1930s-1950s
Folk and folk-blues
Topical folk music became popular in America in the 1930s with the Depression
and the social ills
that it brought. Its most famous exponent was Woody Guthrie. Certain
blues artists as well,
however, particularly Leadbelly, may be categorized as folk or folk
blues since unlike pure acoustic
blues performers, their repertoire included blues songs as just one
of many styles.
This style of music had little impact directly on the Stones. Yet it
was very important as an influence
on the blues background in which they evolved. At art school, the music
Keith was exposed to, just
as he was starting to play guitar, was this type of blues, rather than
the electric Chicago stuff the Stones later
cut their teeth on. In a similar way, when the Stones joined up in 1962
around the Alexis Korner R&B
scene in London, the blues they were often exposed to often retained this
strong folk or folk blues influence. The Stones eventually rebelled and
defined themselves against this particular way of treating the blues, opting
for a more electric and rhythmically aggressive format.
Born in Georgia, Fuller is a guitar player and vocalist (and harmonica
player) who was important in
helping along the acoustic blues revival of the 1950s and '60s. His
own success came in writing and
performing folk and blues tunes in the San Francisco area in those
same decades.
Fuller's folk-blues, like Guthrie's and
Leadbelly's,
was not the stuff that the Stones were into. He was
a very influential figure, however, in the art school environment in
which Keith grew up in his teens
and where he formed his early guitar playing.
(O)nce I
started learning guitar, I began attending art school, second year. The
atmosphere
was very
free. You'd walk into the john to take a pee and there'd be 3 guys sitting
around
playing
a guitar, doing Woody Guthrie and Ramblin' Jack Elliott stuff. I was getting
into
the blues
- Big Bill Broonzy, Jesse Fuller - by hearing these guys play.
Like Leadbelly, Oklahoma-born Guthrie, though he is probably the greatest
folk singer ever (along
with Dylan), is not
much of an influence on the Stones. Guthrie is the incarnation of the topical
folk
artist, composing politicized folk material in the 1930s and 40s that
defined the genre. He himself had
been influenced by early country artists like the Carter Family and
Jimmie
Rodgers. He came to be
an important influence on Bob Dylan and Bruce Springsteen, in addition
to all the folk artists of the
1950s and 1960s.
Guthrie is worth mentioning, however, because he was a figure, along
with Leadbelly and Broonzy,
whose music Keith was exposed to often during his years at art school
in the late 1950s, during the
time he was getting into guitar playing.
I was 15 and there are kids there 19, in their
last year. A lot of music goes on at art
schools. That's where I got hung up on guitar,
because there were a lot of guitar players
around then, playing anything from Big Bill
Broonzy to Woody Guthrie.
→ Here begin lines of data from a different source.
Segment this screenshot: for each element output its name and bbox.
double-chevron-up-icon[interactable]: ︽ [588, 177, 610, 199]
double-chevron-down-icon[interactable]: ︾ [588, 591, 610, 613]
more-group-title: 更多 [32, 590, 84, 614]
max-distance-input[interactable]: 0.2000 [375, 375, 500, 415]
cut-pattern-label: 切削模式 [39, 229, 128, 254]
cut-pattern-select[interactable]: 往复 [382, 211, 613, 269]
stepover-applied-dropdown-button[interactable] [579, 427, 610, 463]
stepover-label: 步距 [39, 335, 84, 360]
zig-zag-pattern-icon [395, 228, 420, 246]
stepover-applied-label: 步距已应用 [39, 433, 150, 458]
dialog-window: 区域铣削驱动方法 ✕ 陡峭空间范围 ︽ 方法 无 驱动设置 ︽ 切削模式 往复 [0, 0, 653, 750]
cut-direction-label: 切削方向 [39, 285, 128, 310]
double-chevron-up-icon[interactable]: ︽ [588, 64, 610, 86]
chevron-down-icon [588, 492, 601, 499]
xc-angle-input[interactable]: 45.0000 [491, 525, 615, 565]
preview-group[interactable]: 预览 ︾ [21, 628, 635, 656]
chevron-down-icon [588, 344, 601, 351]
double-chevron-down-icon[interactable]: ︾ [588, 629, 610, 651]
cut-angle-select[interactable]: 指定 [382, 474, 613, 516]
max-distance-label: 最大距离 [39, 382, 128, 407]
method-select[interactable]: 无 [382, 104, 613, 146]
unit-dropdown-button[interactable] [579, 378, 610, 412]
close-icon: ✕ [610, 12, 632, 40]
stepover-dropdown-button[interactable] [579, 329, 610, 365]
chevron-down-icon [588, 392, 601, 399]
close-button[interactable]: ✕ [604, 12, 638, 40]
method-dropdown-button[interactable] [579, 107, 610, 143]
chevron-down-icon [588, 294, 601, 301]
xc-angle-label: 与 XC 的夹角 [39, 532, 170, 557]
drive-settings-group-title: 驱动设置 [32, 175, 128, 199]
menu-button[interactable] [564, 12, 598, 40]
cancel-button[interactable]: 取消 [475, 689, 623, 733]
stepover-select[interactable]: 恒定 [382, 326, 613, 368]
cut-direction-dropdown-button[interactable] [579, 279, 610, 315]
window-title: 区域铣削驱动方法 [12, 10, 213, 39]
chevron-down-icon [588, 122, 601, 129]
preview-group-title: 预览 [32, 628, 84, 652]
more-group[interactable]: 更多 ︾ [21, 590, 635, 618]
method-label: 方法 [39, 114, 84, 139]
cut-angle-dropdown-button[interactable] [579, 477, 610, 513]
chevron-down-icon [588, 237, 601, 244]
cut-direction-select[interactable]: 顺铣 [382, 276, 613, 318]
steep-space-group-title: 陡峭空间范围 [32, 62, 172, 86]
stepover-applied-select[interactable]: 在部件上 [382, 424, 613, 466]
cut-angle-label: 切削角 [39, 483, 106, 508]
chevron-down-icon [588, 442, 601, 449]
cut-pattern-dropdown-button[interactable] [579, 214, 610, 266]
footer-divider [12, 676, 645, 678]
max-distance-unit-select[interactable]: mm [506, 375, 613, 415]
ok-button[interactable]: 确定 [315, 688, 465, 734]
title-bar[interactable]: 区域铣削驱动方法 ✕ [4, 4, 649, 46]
I also got hung up
on Chuck Berry, though what I was playing
was the art school stuff, the Guthrie sound and
blues. Not really blues, mostly ballads and
Jesse Fuller stuff.
Leadbelly is a great figure in Afro-American music, but he represents
somewhat of an outsider in
terms of his influence on the blues. His music is more typically defined
as folk-blues, since he sang
not only blues but many types of musical styles, including spirituals
and minstrel songs. Born in
Louisiana, Leadbelly spent many years in prison as a convicted murderer
and on his release was
discovered by Library of Congress archivist John Lomax, who recorded
him and made him the first
Afro-American blues artist to be appreciated by white audiences. His
influence, however, was
stronger on the folk audience (Woody Guthrie,
Pete Seeger, eventually Bob
Dylan), than on the
blues circuit.
It was this type of acoustic, folkish blues that Keith was first exposed
to at art school, and which
was also still a discernible influence on Alexis
Korner and his musicians in the early 1960s. As with
Broonzy, he may have appreciated it but his greatest passion, and the
Stones', lied elsewhere, with
rock and roll and electric Chicago blues especially.